Hospital chaplains are being called to duty in many ways, they are still praying with patients, but now it's over the phone, and outside the room.
Armed with a prayer book and a face mask, Rabbi Dr. Hillel Fox is adapting to the new normal at Northshore University Hospital.
“My life now it's unbelievable it’s busy and very tense,” he said.

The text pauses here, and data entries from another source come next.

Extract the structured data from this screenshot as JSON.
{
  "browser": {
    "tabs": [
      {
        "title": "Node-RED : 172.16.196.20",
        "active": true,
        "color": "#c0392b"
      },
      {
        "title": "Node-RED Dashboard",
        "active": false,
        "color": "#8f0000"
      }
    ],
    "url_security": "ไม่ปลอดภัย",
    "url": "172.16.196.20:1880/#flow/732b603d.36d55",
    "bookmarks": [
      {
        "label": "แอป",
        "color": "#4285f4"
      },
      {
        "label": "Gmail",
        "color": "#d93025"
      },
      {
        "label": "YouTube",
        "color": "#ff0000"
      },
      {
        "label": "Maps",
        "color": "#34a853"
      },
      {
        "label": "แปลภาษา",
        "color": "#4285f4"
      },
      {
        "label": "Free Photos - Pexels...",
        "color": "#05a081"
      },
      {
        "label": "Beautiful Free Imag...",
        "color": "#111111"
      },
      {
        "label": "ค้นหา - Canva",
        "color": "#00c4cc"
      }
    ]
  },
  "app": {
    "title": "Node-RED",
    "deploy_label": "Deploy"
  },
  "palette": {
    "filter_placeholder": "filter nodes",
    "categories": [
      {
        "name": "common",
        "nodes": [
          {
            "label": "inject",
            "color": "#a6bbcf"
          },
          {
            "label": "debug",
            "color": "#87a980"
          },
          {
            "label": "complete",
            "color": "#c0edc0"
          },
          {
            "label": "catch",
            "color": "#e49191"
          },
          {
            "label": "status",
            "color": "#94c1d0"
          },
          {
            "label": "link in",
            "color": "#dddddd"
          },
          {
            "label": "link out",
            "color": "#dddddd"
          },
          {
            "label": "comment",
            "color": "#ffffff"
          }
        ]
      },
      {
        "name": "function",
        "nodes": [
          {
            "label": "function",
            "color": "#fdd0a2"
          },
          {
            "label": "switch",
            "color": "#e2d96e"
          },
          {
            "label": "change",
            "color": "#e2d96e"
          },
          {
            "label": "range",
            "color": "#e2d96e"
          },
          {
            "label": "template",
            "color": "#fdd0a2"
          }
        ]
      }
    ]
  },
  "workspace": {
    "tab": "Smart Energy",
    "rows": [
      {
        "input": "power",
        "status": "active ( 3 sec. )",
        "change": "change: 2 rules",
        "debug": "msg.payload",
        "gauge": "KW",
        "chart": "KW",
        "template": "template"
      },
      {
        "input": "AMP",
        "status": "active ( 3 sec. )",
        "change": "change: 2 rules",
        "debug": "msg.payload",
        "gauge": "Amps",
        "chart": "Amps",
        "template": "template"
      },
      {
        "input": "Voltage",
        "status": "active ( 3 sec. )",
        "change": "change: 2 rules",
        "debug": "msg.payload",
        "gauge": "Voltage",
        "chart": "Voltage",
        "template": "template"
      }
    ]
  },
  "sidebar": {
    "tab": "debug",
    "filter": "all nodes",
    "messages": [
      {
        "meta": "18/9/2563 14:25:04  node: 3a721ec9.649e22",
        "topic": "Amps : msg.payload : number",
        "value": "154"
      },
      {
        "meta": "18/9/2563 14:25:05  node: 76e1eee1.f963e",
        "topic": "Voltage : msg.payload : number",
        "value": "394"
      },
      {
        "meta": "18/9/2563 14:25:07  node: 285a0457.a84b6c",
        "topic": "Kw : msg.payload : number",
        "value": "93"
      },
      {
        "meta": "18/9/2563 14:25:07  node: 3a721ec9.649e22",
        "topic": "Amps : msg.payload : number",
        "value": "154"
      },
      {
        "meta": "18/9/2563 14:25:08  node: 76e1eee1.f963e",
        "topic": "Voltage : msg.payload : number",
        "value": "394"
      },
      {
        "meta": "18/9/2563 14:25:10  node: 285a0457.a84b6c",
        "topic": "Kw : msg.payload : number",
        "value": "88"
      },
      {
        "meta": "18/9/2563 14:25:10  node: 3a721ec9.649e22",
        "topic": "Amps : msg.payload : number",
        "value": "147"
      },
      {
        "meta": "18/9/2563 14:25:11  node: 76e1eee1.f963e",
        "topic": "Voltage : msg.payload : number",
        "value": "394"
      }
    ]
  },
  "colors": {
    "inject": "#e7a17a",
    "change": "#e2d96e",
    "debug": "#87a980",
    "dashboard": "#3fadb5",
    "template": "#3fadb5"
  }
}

Rabbi Dr. Hillel Fox says he starts his day with prayers at 8 a.m, with the staff and then it's time for the patients.
“We have patients that are on respirators they are on ventilators and are unconscious and yet there's a request for prayers at their bedside. We don't go into the room; we are restricted from going into an isolation room, but we can go to the door of the rooms. In certain circumstances we are able to put a phone next to the patient’s ear and be able to provide prayer that way.”
The pandemic has hospital chaplains doing double duty as lifelines to families who are anxiously waiting by the phone for an update. Normally they would be beside.
“We're getting calls from both sides saying tell me more please, connect me, we've been married for 50 years and have never not been able to there for my spouse.”
But Rabbi Dr. Hillel Fox does see hope.
“We have patients that go home from the hospital, it’s so heartwarming to hear a success story.”
His final words: “never lose hope, don't let fear chase away hope.”